CELEBRAÇÃO DAS VÉSPERAS COM OS SACERDOTES,
OS RELIGIOSOS, AS RELIGIOSAS, OS SEMINARISTAS E OS DIÁCONOS
HOMILIA DO
PAPA BENTO XVI
Catedral de Notre-Dame, Paris
Sexta-feira, 12 de Setembro de 2008
Dilectos
Irmãos Cardeais e Bispos,
Senhores Cónegos do Cabido,
Senhores Capelães de Notre-Dame,
Amados sacerdotes e diáconos,
Caros amigos das Igrejas e das Comunidades eclesiais não católicas,
Queridos irmãos e irmãs,
Bendito
seja Deus que permite encontrarmo-nos neste lugar tão querido ao coração dos
parisienses e de todos os franceses. Bendito seja Deus que nos concede a graça
de Lhe oferecermos em homenagem a nossa oração vespertina, elevando para Ele o
louvor que merece com as palavras que a liturgia da Igreja herdou da liturgia
sinagogal praticada por Cristo e seus primeiros discípulos. Sim, bendito seja
Deus que vem em nossa ajuda – in adiutorium nostrum – para fazermos
subir até Ele a oblação do sacrifício dos nossos lábios.
Encontramo-nos
aqui na igreja-mãe da diocese de Paris, a catedral de Notre-Dame, que se
levanta no coração da cidade como sinal vivo da presença de Deus no meio dos
homens. O meu Predecessor Alexandre III pôs a sua primeira pedra e os Papas Pio
VII e João Paulo II honraram-na com a sua visita, sentindo-me feliz por me
colocar agora no seu séquito, eu que já tinha vindo aqui há um quarto de século
pronunciar uma conferência sobre a catequese.
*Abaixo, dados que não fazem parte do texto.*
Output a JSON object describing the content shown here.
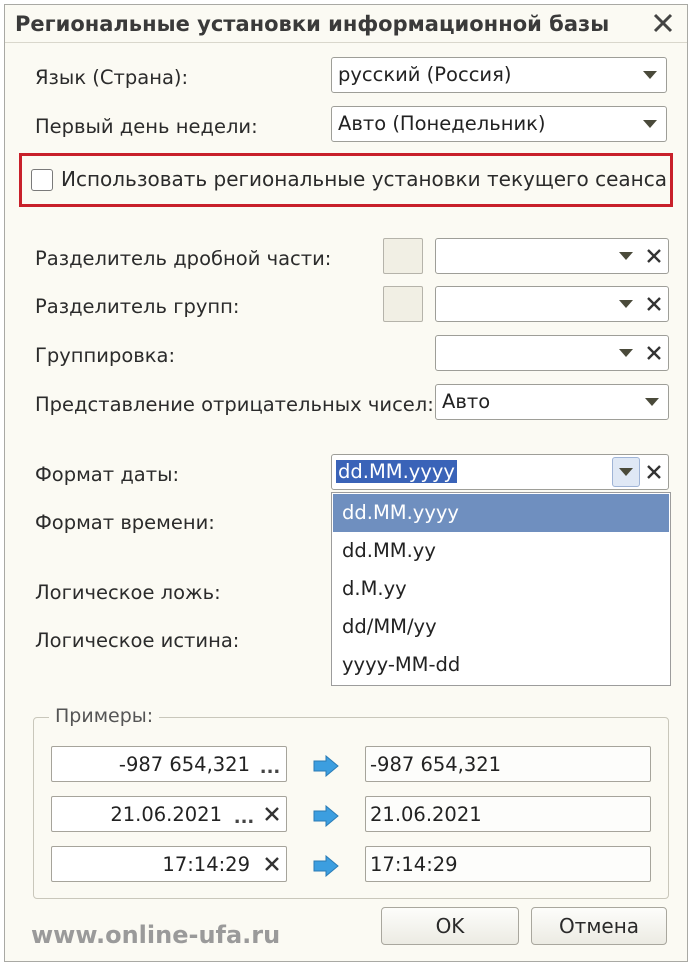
{
  "window": {
    "title": "Региональные установки информационной базы"
  },
  "fields": {
    "language": {
      "label": "Язык (Страна):",
      "value": "русский (Россия)"
    },
    "first_day": {
      "label": "Первый день недели:",
      "value": "Авто (Понедельник)"
    },
    "use_session": {
      "label": "Использовать региональные установки текущего сеанса",
      "checked": false
    },
    "decimal_sep": {
      "label": "Разделитель дробной части:",
      "value": ""
    },
    "group_sep": {
      "label": "Разделитель групп:",
      "value": ""
    },
    "grouping": {
      "label": "Группировка:",
      "value": ""
    },
    "negative": {
      "label": "Представление отрицательных чисел:",
      "value": "Авто"
    },
    "date_format": {
      "label": "Формат даты:",
      "value": "dd.MM.yyyy"
    },
    "time_format": {
      "label": "Формат времени:"
    },
    "bool_false": {
      "label": "Логическое ложь:"
    },
    "bool_true": {
      "label": "Логическое истина:"
    }
  },
  "date_format_options": [
    "dd.MM.yyyy",
    "dd.MM.yy",
    "d.M.yy",
    "dd/MM/yy",
    "yyyy-MM-dd"
  ],
  "examples": {
    "title": "Примеры:",
    "rows": [
      {
        "input": "-987 654,321",
        "result": "-987 654,321",
        "dots": "...",
        "has_clear": false
      },
      {
        "input": "21.06.2021",
        "result": "21.06.2021",
        "dots": "...",
        "has_clear": true
      },
      {
        "input": "17:14:29",
        "result": "17:14:29",
        "has_clear": true
      }
    ]
  },
  "buttons": {
    "ok": "OK",
    "cancel": "Отмена"
  },
  "watermark": "www.online-ufa.ru",
  "colors": {
    "highlight": "#6f8fbf",
    "red_frame": "#c8202a",
    "arrow": "#3c9ee0"
  }
}
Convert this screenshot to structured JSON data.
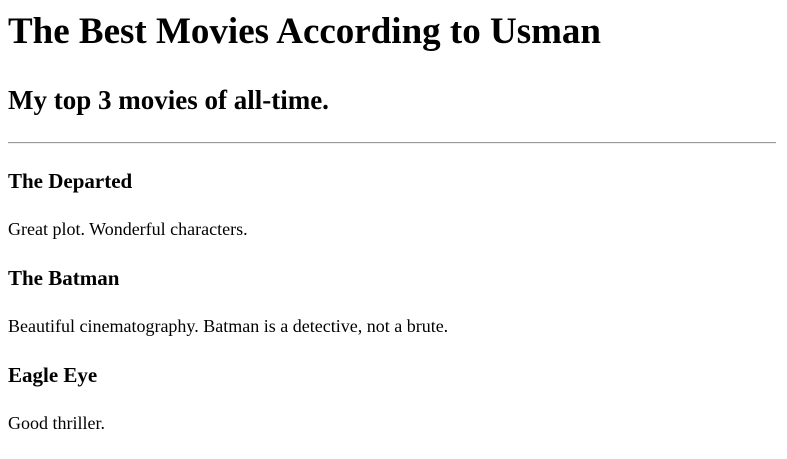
{
  "page": {
    "title": "The Best Movies According to Usman",
    "subtitle": "My top 3 movies of all-time."
  },
  "movies": [
    {
      "title": "The Departed",
      "description": "Great plot. Wonderful characters."
    },
    {
      "title": "The Batman",
      "description": "Beautiful cinematography. Batman is a detective, not a brute."
    },
    {
      "title": "Eagle Eye",
      "description": "Good thriller."
    }
  ]
}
À vista da beleza do edifício
onde nos reunimos, é difícil não prorromper em acções de graças Àquele que
criou a matéria e também o espírito. Os cristãos de Lutécia tinham já
construído uma catedral dedicada a Santo Estêvão, primeiro mártir, mas depois
tornou-se demasiado pequena e progressivamente, entre os séculos XII e XIV, foi
substituída por aquela que admiramos nos nossos dias. A fé da Idade Média
edificou as catedrais, e os vossos antepassados vieram aqui louvar a Deus,
confiar-Lhe as próprias esperanças e exprimir-Lhe o seu amor. Grandes
acontecimentos religiosos e civis tiveram lugar neste santuário, onde os
arquitectos, os pintores, os escultores e os músicos deram o melhor de si mesmos.
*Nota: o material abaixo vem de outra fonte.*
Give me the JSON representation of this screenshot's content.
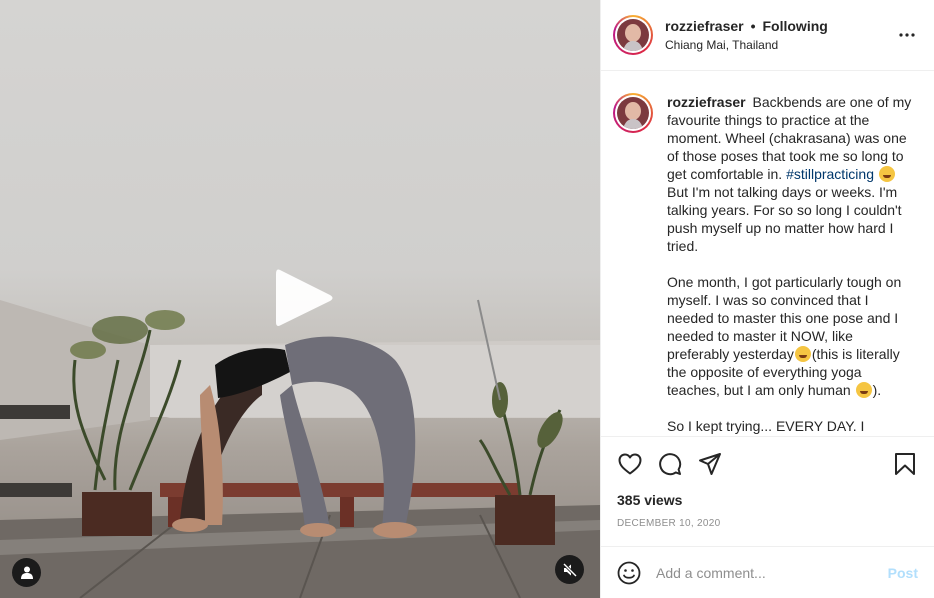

Basta recordar, entre muitos outros, os nomes do arquitecto Jean de Chelles, do
pintor Charles Le Brun, do escultor Nicolas Coustou e dos organistas Louis
Vierne e Pierre Cochereau. A arte,
caminho para Deus, e a oração coral, louvor da Igreja ao Criador, ajudaram Paul
Claudel, que veio aqui assistir às Vésperas do dia de Natal de 1886, a
encontrar o caminho para uma experiência pessoal de Deus. É significativo que
Deus tenha iluminado a sua alma precisamente durante o canto do Magnificat,
quando a Igreja escuta o cântico da Virgem Maria, Santa Padroeira destes
lugares, que recorda ao mundo que o Omnipotente exaltou os humildes (cf. Lc
1, 52). Teatro de conversões menos conhecidas mas nem por isso menos reais,
púlpito onde pregadores do Evangelho, como os Padres Lacordaire, Monsabré e
Samson, souberam transmitir a chama da própria paixão às mais variadas
assembleias de ouvintes, a Catedral de Notre-Dame permanece justamente um dos
monumentos mais célebres do património do vosso país. As relíquias da Vera Cruz
e da Coroa de Espinhos, que acabei de venerar como é costume desde São Luís
para cá, receberam hoje um digno escrínio, que constitui a oferta do espírito
dos homens ao Amor criador.
Sob as abóbadas desta histórica Catedral,
testemunha do intercâmbio incessante que Deus quis estabelecer entre Si mesmo e
os homens, acabou de ressoar a Palavra para ser a matéria do nosso sacrifício
da tarde, sublinhado pela oblação do incenso que torna visível o nosso louvor a
Deus. Providencialmente, as palavras do Salmista descrevem a emoção da nossa
alma com uma precisão tal que não teríamos ousado sequer imaginar: «Alegrei-me
quando me disseram: “Vamos para a casa do Senhor!”» (Sl 121, 1). Laetatus
sum in his quae dicta sunt mihi: a alegria do Salmista, encerrada nas
próprias palavras do Salmo, difunde-se nos nossos corações e aí suscita um eco
profundo. A nossa alegria é ir à casa do Senhor, porque, como nos ensinaram os
Padres, esta casa não é senão o símbolo concreto da Jerusalém do Alto, aquela
que desce até nós (cf. Ap 21, 2) para nos oferecer a mais bela das
moradas. «Se nela habitarmos – escreve Santo Hilário de Poitier –, somos
concidadãos dos santos e membros da família de Deus, porque é a casa de Deus»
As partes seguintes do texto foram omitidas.